The October 1, 1975, heavyweight championship, considered by sport critics as one of the greatest boxing matches in history, was won by Ali on a technical knockout at the jam-packed Araneta Coliseum in Metro Manila, and was watched by a worldwide audience.
After the bout, the ecstatic owner of the arena told Ali that he would build a shopping mall and name it after him. The popular Ali Mall stands to this day.
‘Thrilla in Manila’
The bout got its name from Ali’s widely publicised boast that the 15-rounder would be a “killa and a thrilla and a chilla, when I get that gorilla in Manila.”
“It put the Philippines on the map,” Nathanielsz told the Associated Press news agency.
Marcos reportedly wanted to hold the bout in Manila to deflect international and domestic attention from the political restiveness and growing Muslim and communist uprisings, after placing the country under martial rule three years earlier.
Accompanying Ali from Hawaii on board a Philippine Airlines plane, Nathanielsz said the American boxer was welcomed by tens of thousands of Filipino fans “like the pope” from the airport to the Manila Hilton.
Ali decided right away to conduct a workout at a nearby cultural centre by Manila Bay so Filipinos can see more of him, Nathanielsz said.
Marcos’s image did not bother Ali, who personally liked the Philippine leader and embraced him when they met in Manila, Nathanielsz said.

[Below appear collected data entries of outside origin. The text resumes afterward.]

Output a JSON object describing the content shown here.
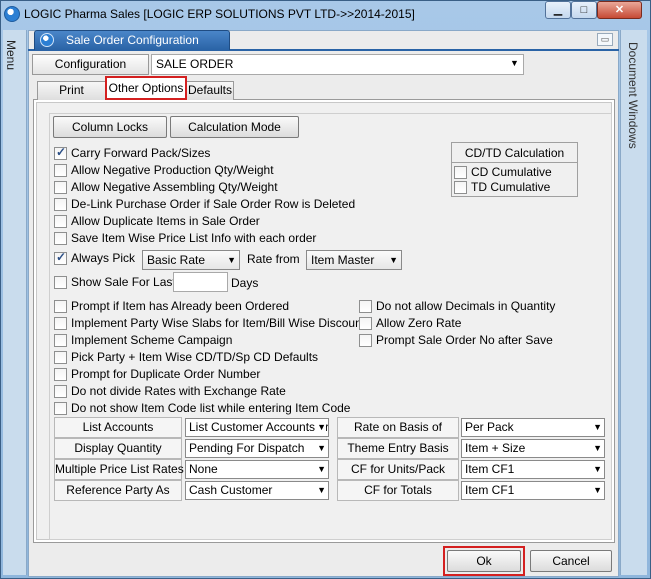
{
  "window": {
    "title": "LOGIC Pharma Sales  [LOGIC ERP SOLUTIONS PVT LTD->>2014-2015]",
    "min_glyph": "▁",
    "max_glyph": "□",
    "close_glyph": "✕"
  },
  "side_panels": {
    "menu_label": "Menu",
    "document_windows_label": "Document Windows"
  },
  "document_tab": {
    "label": "Sale Order Configuration",
    "collapse_glyph": "▭"
  },
  "configuration": {
    "label": "Configuration",
    "selected": "SALE ORDER"
  },
  "tabs": [
    {
      "label": "Print Options",
      "active": false
    },
    {
      "label": "Other Options",
      "active": true
    },
    {
      "label": "Defaults",
      "active": false
    }
  ],
  "buttons": {
    "column_locks": "Column Locks",
    "calculation_mode": "Calculation Mode",
    "ok": "Ok",
    "cancel": "Cancel"
  },
  "options_top": [
    {
      "label": "Carry Forward Pack/Sizes",
      "checked": true
    },
    {
      "label": "Allow Negative Production Qty/Weight",
      "checked": false
    },
    {
      "label": "Allow Negative Assembling Qty/Weight",
      "checked": false
    },
    {
      "label": "De-Link Purchase Order if Sale Order Row is Deleted",
      "checked": false
    },
    {
      "label": "Allow Duplicate Items in Sale Order",
      "checked": false
    },
    {
      "label": "Save Item Wise Price List Info with each order",
      "checked": false
    }
  ],
  "always_pick": {
    "label": "Always Pick",
    "checked": true,
    "rate_value": "Basic Rate",
    "rate_from_label": "Rate from",
    "rate_from_value": "Item Master"
  },
  "show_sale": {
    "label": "Show Sale For Last",
    "checked": false,
    "days_value": "",
    "days_label": "Days"
  },
  "cdtd": {
    "title": "CD/TD Calculation",
    "cd_cumulative": {
      "label": "CD Cumulative",
      "checked": false
    },
    "td_cumulative": {
      "label": "TD Cumulative",
      "checked": false
    }
  },
  "options_left": [
    {
      "label": "Prompt  if Item has Already been Ordered",
      "checked": false
    },
    {
      "label": "Implement Party Wise Slabs for Item/Bill Wise Discounts",
      "checked": false
    },
    {
      "label": "Implement Scheme Campaign",
      "checked": false
    },
    {
      "label": "Pick Party + Item Wise CD/TD/Sp CD Defaults",
      "checked": false
    },
    {
      "label": "Prompt for Duplicate Order Number",
      "checked": false
    },
    {
      "label": "Do not divide Rates with Exchange Rate",
      "checked": false
    },
    {
      "label": "Do not show Item Code list while entering Item Code",
      "checked": false
    }
  ],
  "options_right": [
    {
      "label": "Do not allow Decimals in Quantity",
      "checked": false
    },
    {
      "label": "Allow Zero Rate",
      "checked": false
    },
    {
      "label": "Prompt Sale Order No after Save",
      "checked": false
    }
  ],
  "settings_grid": {
    "left": [
      {
        "label": "List Accounts",
        "value": "List Customer Accounts or"
      },
      {
        "label": "Display Quantity",
        "value": "Pending For Dispatch"
      },
      {
        "label": "Multiple Price List Rates",
        "value": "None"
      },
      {
        "label": "Reference Party As",
        "value": "Cash Customer"
      }
    ],
    "right": [
      {
        "label": "Rate on Basis of",
        "value": "Per Pack"
      },
      {
        "label": "Theme Entry Basis",
        "value": "Item + Size"
      },
      {
        "label": "CF for Units/Pack",
        "value": "Item CF1"
      },
      {
        "label": "CF for Totals",
        "value": "Item CF1"
      }
    ]
  },
  "dropdown_glyph": "▼"
}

In an awkward moment during his Manila visit, Ali introduced his girlfriend to Marcos as his wife.
The scene, which was covered by the press, was shown in the US and caught on TV by Ali’s wife, who hurriedly flew to the Philippines to confront the boxer, according to Nathanielsz.

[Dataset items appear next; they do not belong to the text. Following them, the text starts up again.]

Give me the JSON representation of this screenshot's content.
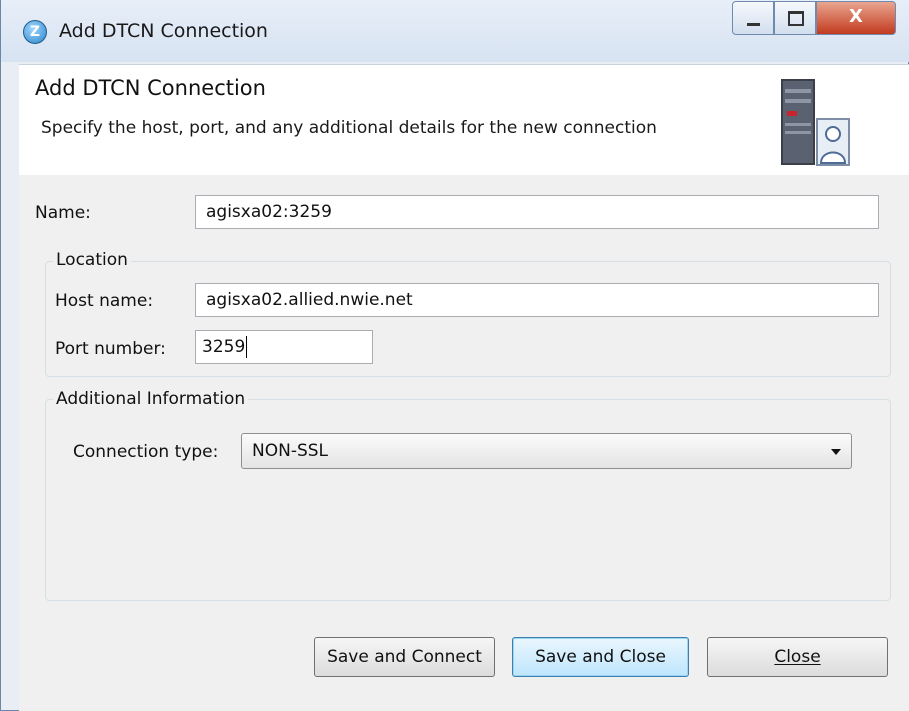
{
  "window": {
    "title": "Add DTCN Connection",
    "controls": {
      "minimize": "minimize",
      "maximize": "maximize",
      "close": "X"
    }
  },
  "banner": {
    "title": "Add DTCN Connection",
    "subtitle": "Specify the host, port, and any additional details for the new connection",
    "icon": "server-user-icon"
  },
  "form": {
    "name_label": "Name:",
    "name_value": "agisxa02:3259",
    "location": {
      "group_title": "Location",
      "host_label": "Host name:",
      "host_value": "agisxa02.allied.nwie.net",
      "port_label": "Port number:",
      "port_value": "3259"
    },
    "additional": {
      "group_title": "Additional Information",
      "connection_type_label": "Connection type:",
      "connection_type_value": "NON-SSL"
    }
  },
  "buttons": {
    "save_connect": "Save and Connect",
    "save_close": "Save and Close",
    "close": "Close"
  },
  "colors": {
    "close_button": "#c23a1f",
    "default_button_border": "#3c7fb1",
    "banner_bg": "#ffffff",
    "form_bg": "#f0f0f0"
  }
}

Nathanielsz likened Ali to Pacquiao, saying both were icons who were close to and inspired common folk.
Roel Velasco, who won a bronze medal at the 1992 Olympics in Barcelona, Spain, thanked Ali for helping inspire him to become a boxer, saying: “It’s sad to see one of the world’s greatest boxers go.”
Velasco, who now coaches Filipino boxers, including a handful who are flying to the Olympics in Brazil later this year, recalled how the Ali-Frazier Manila bout riveted his central Philippine province.
Ali instantly “became one of my idols,” said the 46-year-old Velasco.